WASHINGTON – Redwire and MDA announced June 7 they have won contracts to each produce 42 tactical communications antennas for U.S. military satellites in low Earth orbit.
The antennas will be installed on satellites that will be part of the Link 16 tactical data network. The Link 16 standard is used by the U.S. military and NATO allies to exchange data between ships, aircraft and troops on land.
Jacksonville, Florida-based Redwire, a space infrastructure company, said it’s under contract to deliver 42 high-gain Link 16 antennas over the next 18 months for an undisclosed customer.
Ontario, Canada-based MDA, a space technology provider, said it received a contract from Lockheed Martin for 42 antennas for the Space Development Agency’s Tranche 1 Transport Layer. Lockheed Martin is one of three companies building satellites for SDA’s Transport Layer constellation. MDA will supply steerable Ka-Band and Link-16 antennas, as well as the satellites’ GPS antennas.

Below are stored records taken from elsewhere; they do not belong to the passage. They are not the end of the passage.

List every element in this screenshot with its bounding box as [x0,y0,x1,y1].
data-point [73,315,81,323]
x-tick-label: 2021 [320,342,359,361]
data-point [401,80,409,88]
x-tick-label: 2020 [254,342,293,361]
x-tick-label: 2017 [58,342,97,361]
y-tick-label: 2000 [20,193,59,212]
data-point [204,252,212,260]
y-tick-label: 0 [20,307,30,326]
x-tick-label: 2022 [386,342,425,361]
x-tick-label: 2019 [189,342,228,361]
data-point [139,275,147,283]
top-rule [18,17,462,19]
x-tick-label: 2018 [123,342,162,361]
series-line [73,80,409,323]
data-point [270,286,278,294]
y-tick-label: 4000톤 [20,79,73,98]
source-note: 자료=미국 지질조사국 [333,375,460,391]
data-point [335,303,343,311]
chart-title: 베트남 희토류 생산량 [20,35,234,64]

SDA’s Transport Layer is a low Earth orbit mesh network of optically-interconnected satellites that will send and receive wideband data to and from ground stations and mobile users.
A Redwire spokesman said the company could not disclose the value of the contract or the specific customer. MDA also did not disclose the value of its contract.
Based on a previous announcement, Redwire’s customer is likely York Space Systems, one of the other prime contractors building satellites for DoD’s Space Development Agency.
Redwire in a January 2022 news release said it was under contract to deliver three L-band Link-16 helical antennas for the Space Development Agency’s Transport Layer Tranche 0. That earlier contract was with one of two satellite manufacturers — York Space and Lockheed Martin — that received contracts in August 2020 to build 10 Transport Layer satellites. Redwire did not specify which of the two satellite suppliers was the customer for the three antennas.
York Space Systems, Lockheed Martin and Northrop Grumman in February won contracts from SDA to each produce 42 satellites for the Transport Layer Tranche 1.
The Link 16 antennas are important pieces of the Transport Layer satellites that have to be able to transmit and exchange data with all users of the Link 16 tactical data network.
Redwire will produce high-gain antennas, a type of antenna with a narrow radio beam that is used to amplify weak satellite signals.
The company said the antennas will be manufactured at its Longmont, Colorado, facility.
Under a 2017 Small Business Innovation Research contract with the Air Force Research Laboratory Space Vehicles Directorate, Roccor developed a deployable L-band antenna that can receive and transmit Link 16 signals via satellite. The carbon-fiber antenna boom has been successfully deployed on commercial satellites.